The Polish Journal of Aviation Medicine, Bioengineering and Psychology

Kwartalnik Polskiego Towarzystwa Medycyny Lotniczej

2016, Volume 22, Issue 3

Effects of Gradual Onset +Gz on Hemodynamic Parameters and Brain Oxygenation in Military Pilots: Preliminary Study

Krzysztof KOWALCZUK1, Liana PUCHALSKA2, Aleksander SOBOTNICKI3, Marek CZERW3, Michał JANEWICZ1, Mariusz WYLEŻOŁ4, Stefan P. GAŹDZIŃSKI5
1Department of Simulator Studies and Aeromedical Training, Military Institute of Aviation Medicine
2Medical University of Warsaw
3Institute of Medical Technology and Equipment ITAM
4Department of Surgery, Military Institute of Aviation Medicine
5Creative Neuroscience Lab – CNS Lab, Military Institute of Aviation Medicine

Autor korenspondencyjny: Krzysztof KOWALCZUK; Department of Simulator Studies and Aeromedical Training, Military Institute of Aviation Medicine; email: kkowalczuk[at]wiml.waw.pl

DOI: 10.13174/pjambp.12.07.2017.01

Full text


Introduction: Sustained acceleration in +Gz axis may lead to blood mass-volume displacement.
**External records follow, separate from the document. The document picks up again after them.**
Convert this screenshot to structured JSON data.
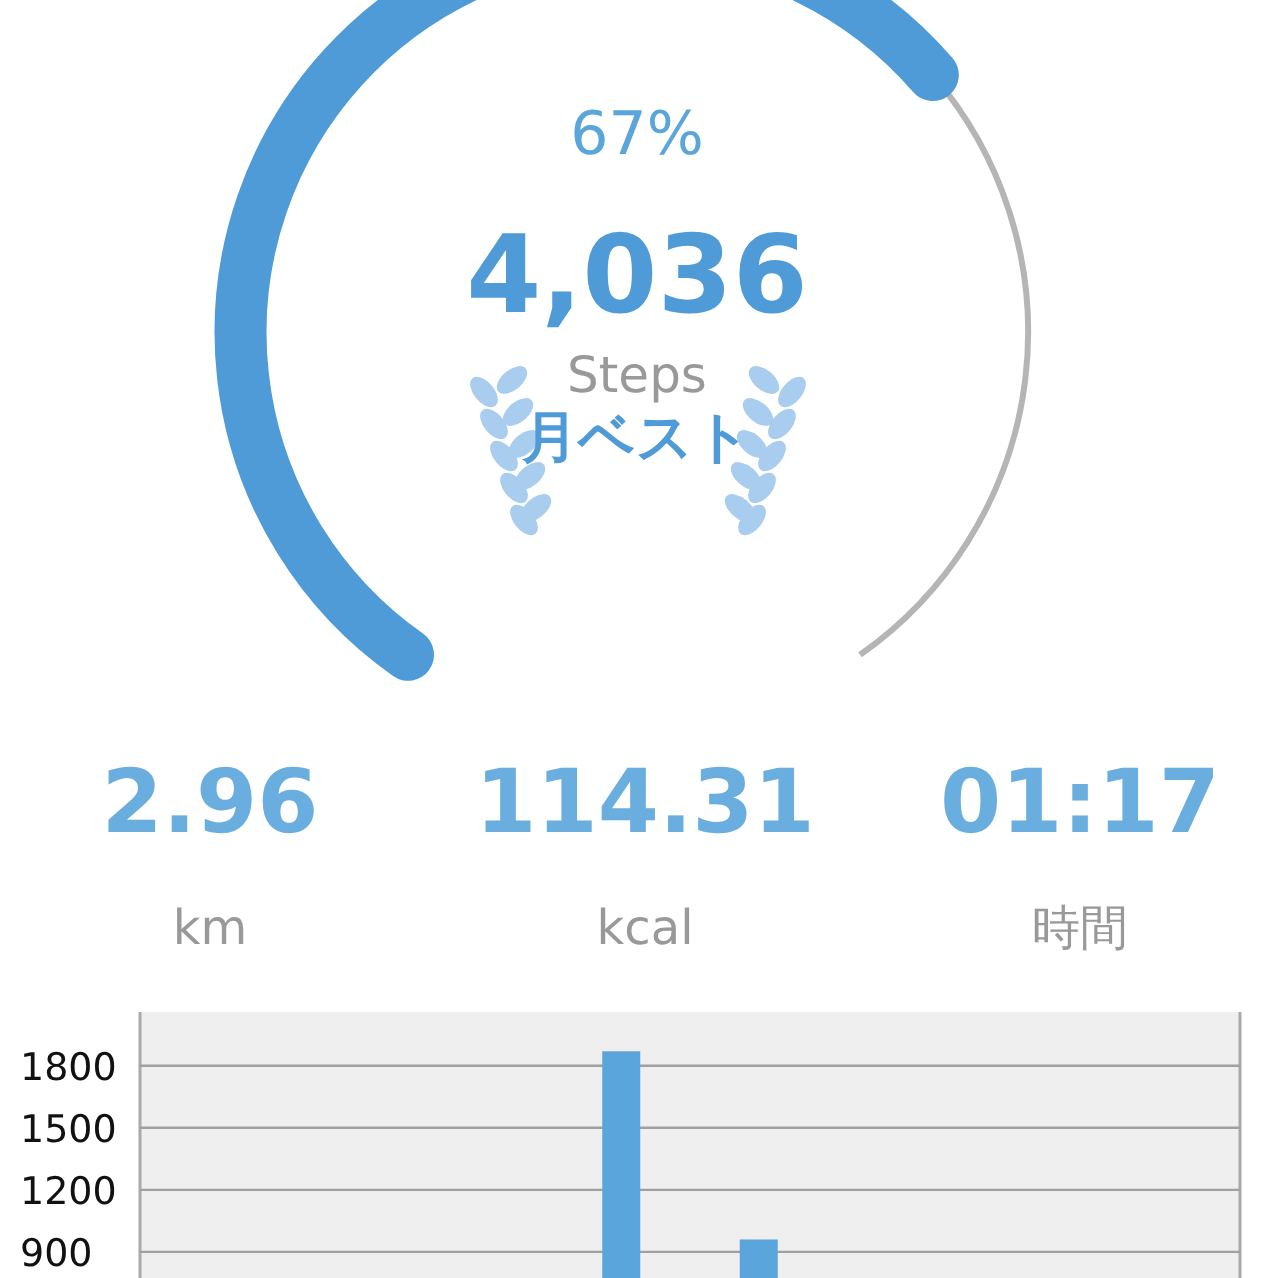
{
  "goal": {
    "percent": "67%",
    "steps": "4,036",
    "unit": "Steps",
    "badge": "月ベスト"
  },
  "stats": [
    {
      "value": "2.96",
      "label": "km"
    },
    {
      "value": "114.31",
      "label": "kcal"
    },
    {
      "value": "01:17",
      "label": "時間"
    }
  ],
  "chart": {
    "chart_data": {
      "type": "bar",
      "grid": true,
      "series": [
        {
          "color": "#5aa5dc",
          "values": [
            0,
            0,
            0,
            0,
            0,
            0,
            0,
            0,
            0,
            0,
            1870,
            0,
            0,
            960,
            0,
            0,
            0,
            0,
            0,
            0,
            0,
            0,
            0,
            0
          ]
        }
      ],
      "ylim": [
        0,
        2060
      ],
      "yticks": [
        900,
        1200,
        1500,
        1800
      ]
    }
  }
}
Currently, during centrifuge training, this displacement is not assessed directly, but the focus is on its functional correlates, such as the   narrowing of the visual field and a decrease in blood oxygenation in the pilot’s brain. These are very crude measures that say little about the physiological processes taking place in the pilot’s body. Thus, the aim was to evaluate more detailed measures of the cardiovascular system: stroke volume (SV) and cardiac output (CO) and their changes with gradual onset +Gz, as well as changes in frontal brain oxygenation (OX) in relation to Gz, SV, and CO.

Methods: Eight military pilots (six active with different amounts of flight experience) performed the gradual onset rate profile of Gz, Delta Gz = 0.1G/s, till 6G. Their SV, CO were evaluated with bioimpedance cardiography, while their OX with near infrared spectroscopy. ECG was constantly monitored.

Results: Increase in Gz led to linear decreases in SV, while CO remained statistically unchanged; however, in most cases, OX decreased linearly with increasing Gz.

Discussion: Linear increase in +Gz load on human centrifuge results in decreases in cardiac output. Increased heart rate compensates for changes in stroke volume. Nonetheless, brain oxygenation decreases with Gz, likely due to decreased lung gas exchange capacity in hypergravity. Thus, measuring blood oxygenation at the level of the brain may be a better method of monitoring pilots during centrifuge training than bioimpedance cardiography.

Słowa kluczowe

Hemodynamics, cardiac output, stroke volume, head-foot acceleration, +Gz, monitoring, bioimpedance cardiography.